Bahkan, menurutnya keberhasilan hilirisasi nikel dalam negeri sudah terlalu “over”.

“Kalau kita review dulu, sejak pemberhentian ekspor (bijih nikel) di tahun 2020 awal yang akhirnya kita dapat gugatan WTO. Sebenarnya, program hilirisasi nikel ini sudah teramat berhasil. Malah bagi kami ini terlalu over,” tuturnya dalam Mining Zone CNBC Indonesia, dikutip Jumat (13/1/2023).

Keberhasilan hilirisasi nikel ini menurutnya dibuktikan dengan banyaknya pabrik pengolahan nikel yang bermunculan.

Meidy menyebutkan bahwa diperkirakan ada 43 pabrik pengolahan nikel hingga 2023 ini. Bahkan, jumlah ini diperkirakan akan semakin meningkat lagi. Pada 2025, dia memperkirakan akan terdapat 136 pabrik pengolahan nikel beroperasi di Indonesia.

“Pabrik industri nikel yang sudah berproduksi di Indonesia dan yang akan berproduksi itu yang saat ini sampai tahun 2023 saja sudah sekitar 43 pabrik pengolahan nikel. Nanti tahun 2025 dan seterusnya itu akan terbangun 136 pabrik,” jelasnya.

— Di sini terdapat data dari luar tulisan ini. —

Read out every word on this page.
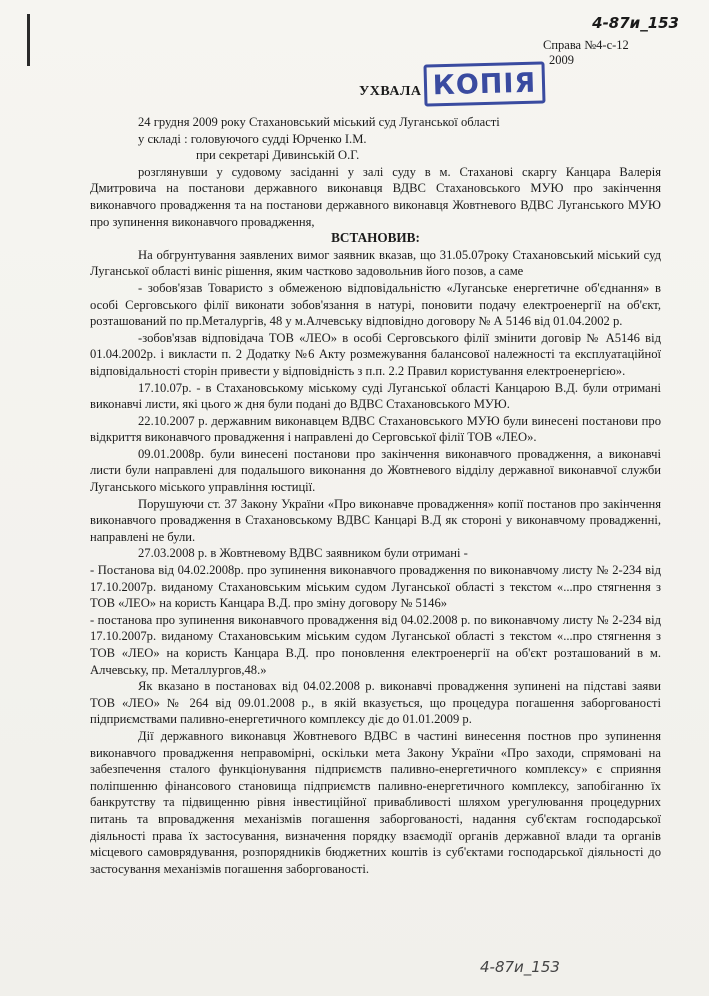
4-87и_153
Справа №4-с-12
2009
УХВАЛА КОПІЯ

24 грудня 2009 року Стахановський міський суд Луганської області

у складі : головуючого судді Юрченко І.М.

при секретарі Дивинській О.Г.

розглянувши у судовому засіданні у залі суду в м. Стаханові скаргу Канцара Валерія Дмитровича на постанови державного виконавця ВДВС Стахановського МУЮ про закінчення виконавчого провадження та на постанови державного виконавця Жовтневого ВДВС Луганського МУЮ про зупинення виконавчого провадження,

ВСТАНОВИВ:

На обгрунтування заявлених вимог заявник вказав, що 31.05.07року Стахановський міський суд Луганської області виніс рішення, яким частково задовольнив його позов, а саме

- зобов'язав Товаристо з обмеженою відповідальністю «Луганське енергетичне об'єднання» в особі Серговського філії виконати зобов'язання в натурі, поновити подачу електроенергії на об'єкт, розташований по пр.Металургів, 48 у м.Алчевську відповідно договору № А 5146 від 01.04.2002 р.

-зобов'язав відповідача ТОВ «ЛЕО» в особі Серговського філії змінити договір № А5146 від 01.04.2002р. і викласти п. 2 Додатку №6 Акту розмежування балансової належності та експлуатаційної відповідальності сторін привести у відповідність з п.п. 2.2 Правил користування електроенергією».

17.10.07р. - в Стахановському міському суді Луганської області Канцарою В.Д. були отримані виконавчі листи, які цього ж дня були подані до ВДВС Стахановського МУЮ.

22.10.2007 р. державним виконавцем ВДВС Стахановського МУЮ були винесені постанови про відкриття виконавчого провадження і направлені до Серговської філії ТОВ «ЛЕО».

09.01.2008р. були винесені постанови про закінчення виконавчого провадження, а виконавчі листи були направлені для подальшого виконання до Жовтневого відділу державної виконавчої служби Луганського міського управління юстиції.

Порушуючи ст. 37 Закону України «Про виконавче провадження» копії постанов про закінчення виконавчого провадження в Стахановському ВДВС Канцарі В.Д як стороні у виконавчому провадженні, направлені не були.

27.03.2008 р. в Жовтневому ВДВС заявником були отримані -

- Постанова від 04.02.2008р. про зупинення виконавчого провадження по виконавчому листу № 2-234 від 17.10.2007р. виданому Стахановським міським судом Луганської області з текстом «...про стягнення з ТОВ «ЛЕО» на користь Канцара В.Д. про зміну договору № 5146»

- постанова про зупинення виконавчого провадження від 04.02.2008 р. по виконавчому листу № 2-234 від 17.10.2007р. виданому Стахановським міським судом Луганської області з текстом «...про стягнення з ТОВ «ЛЕО» на користь Канцара В.Д. про поновлення електроенергії на об'єкт розташований в м. Алчевську, пр. Металлургов,48.»

Як вказано в постановах від 04.02.2008 р. виконавчі провадження зупинені на підставі заяви ТОВ «ЛЕО» № 264 від 09.01.2008 р., в якій вказується, що процедура погашення заборгованості підприємствами паливно-енергетичного комплексу діє до 01.01.2009 р.

Дії державного виконавця Жовтневого ВДВС в частині винесення постнов про зупинення виконавчого провадження неправомірні, оскільки мета Закону України «Про заходи, спрямовані на забезпечення сталого функціонування підприємств паливно-енергетичного комплексу» є сприяння поліпшенню фінансового становища підприємств паливно-енергетичного комплексу, запобіганню їх банкрутству та підвищенню рівня інвестиційної привабливості шляхом урегулювання процедурних питань та впровадження механізмів погашення заборгованості, надання суб'єктам господарської діяльності права їх застосування, визначення порядку взаємодії органів державної влади та органів місцевого самоврядування, розпорядників бюджетних коштів із суб'єктами господарської діяльності до застосування механізмів погашення заборгованості.

4-87и_153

Meidy mengatakan, keberhasilan hilirisasi nikel juga dibuktikan dengan konsumsi bijih nikel dalam negeri yang akan terus bertambah. Pada tahun ini konsumsi bijih nikel di Indonesia diperkirakan bisa mencapai 145 juta ton bijih nikel.

Tak berhenti di situ, bahkan sampai tahun 2025, konsumsi bijih nikel di dalam negeri diperkirakan akan semakin meroket hingga 400 juta ton per tahun.

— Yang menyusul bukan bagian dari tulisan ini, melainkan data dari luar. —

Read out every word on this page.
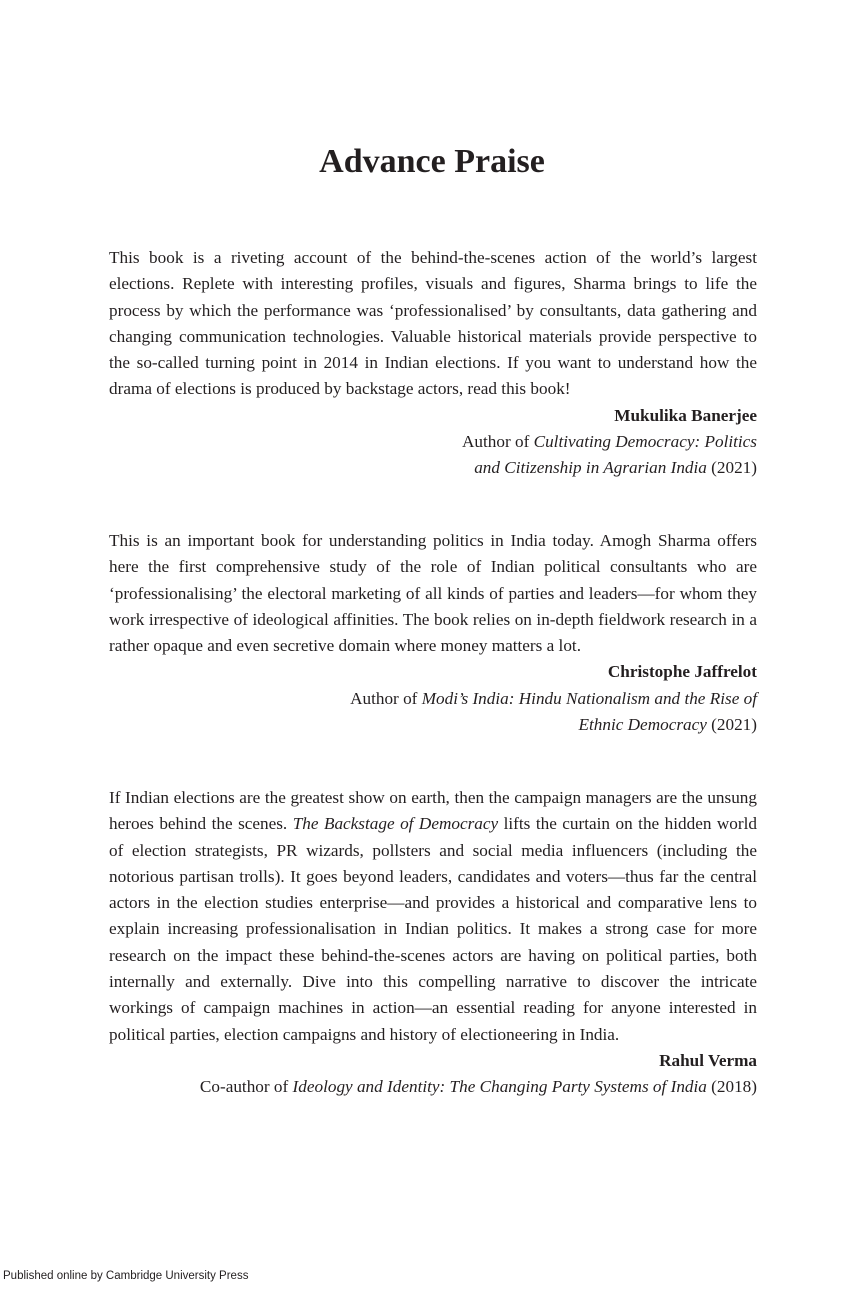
Advance Praise

This book is a riveting account of the behind-the-scenes action of the world’s largest elections. Replete with interesting profiles, visuals and figures, Sharma brings to life the process by which the performance was ‘professionalised’ by consultants, data gathering and changing communication technologies. Valuable historical materials provide perspective to the so-called turning point in 2014 in Indian elections. If you want to understand how the drama of elections is produced by backstage actors, read this book!

Mukulika Banerjee
Author of Cultivating Democracy: Politics
and Citizenship in Agrarian India (2021)

This is an important book for understanding politics in India today. Amogh Sharma offers here the first comprehensive study of the role of Indian political consultants who are ‘professionalising’ the electoral marketing of all kinds of parties and leaders—for whom they work irrespective of ideological affinities. The book relies on in-depth fieldwork research in a rather opaque and even secretive domain where money matters a lot.

Christophe Jaffrelot
Author of Modi’s India: Hindu Nationalism and the Rise of
Ethnic Democracy (2021)

If Indian elections are the greatest show on earth, then the campaign managers are the unsung heroes behind the scenes. The Backstage of Democracy lifts the curtain on the hidden world of election strategists, PR wizards, pollsters and social media influencers (including the notorious partisan trolls). It goes beyond leaders, candidates and voters—thus far the central actors in the election studies enterprise—and provides a historical and comparative lens to explain increasing professionalisation in Indian politics. It makes a strong case for more research on the impact these behind-the-scenes actors are having on political parties, both internally and externally. Dive into this compelling narrative to discover the intricate workings of campaign machines in action—an essential reading for anyone interested in political parties, election campaigns and history of electioneering in India.

Rahul Verma
Co-author of Ideology and Identity: The Changing Party Systems of India (2018)
Published online by Cambridge University Press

“Di tahun 2025 sendiri itu, (Indonesia) akan mengkonsumsi sekitar 400 juta ton bijih nikel per tahun. Tahun ini saja, tahun 2023 akan mengkonsumsi sekitar 145 juta ton bijih nikel. Kita lihat bahwa hilirisasi nikel sudah sangat amat berhasil,” tambahnya.

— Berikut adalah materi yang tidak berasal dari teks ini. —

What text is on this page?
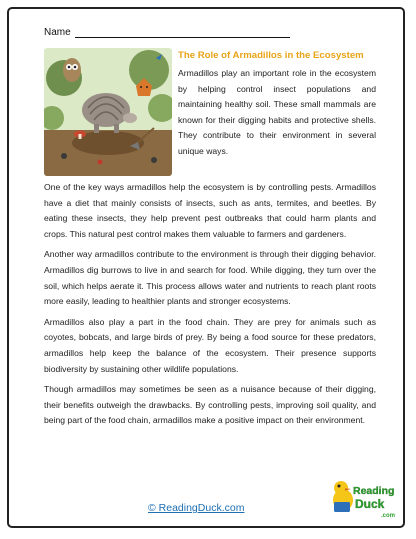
Name
The Role of Armadillos in the Ecosystem
Armadillos play an important role in the ecosystem by helping control insect populations and maintaining healthy soil. These small mammals are known for their digging habits and protective shells. They contribute to their environment in several unique ways.

One of the key ways armadillos help the ecosystem is by controlling pests. Armadillos have a diet that mainly consists of insects, such as ants, termites, and beetles. By eating these insects, they help prevent pest outbreaks that could harm plants and crops. This natural pest control makes them valuable to farmers and gardeners.

Another way armadillos contribute to the environment is through their digging behavior. Armadillos dig burrows to live in and search for food. While digging, they turn over the soil, which helps aerate it. This process allows water and nutrients to reach plant roots more easily, leading to healthier plants and stronger ecosystems.

Armadillos also play a part in the food chain. They are prey for animals such as coyotes, bobcats, and large birds of prey. By being a food source for these predators, armadillos help keep the balance of the ecosystem. Their presence supports biodiversity by sustaining other wildlife populations.

Though armadillos may sometimes be seen as a nuisance because of their digging, their benefits outweigh the drawbacks. By controlling pests, improving soil quality, and being part of the food chain, armadillos make a positive impact on their environment.

© ReadingDuck.com
Reading
Duck
.com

Dengan begitu, Meidy menilai bahwa pengusaha nikel sangat dan akan terus mendukung program pemerintah dalam hilirisasi komoditas nikel.

Namun sayangnya, di tengah kabar baik berkembangnya industri hilir nikel di Tanah Air, ada kabar tak sedap yang mewarnainya. Dalam dua bulan terakhir ini secara berturut-turut telah terjadi insiden kebakaran dan juga memakan korban jiwa pada salah satu perusahaan smelter nikel di Morowali Utara, Sulawesi Tengah.

Setidaknya dikabarkan empat orang meninggal dunia dari dua tragedi selama dua bulan terakhir ini.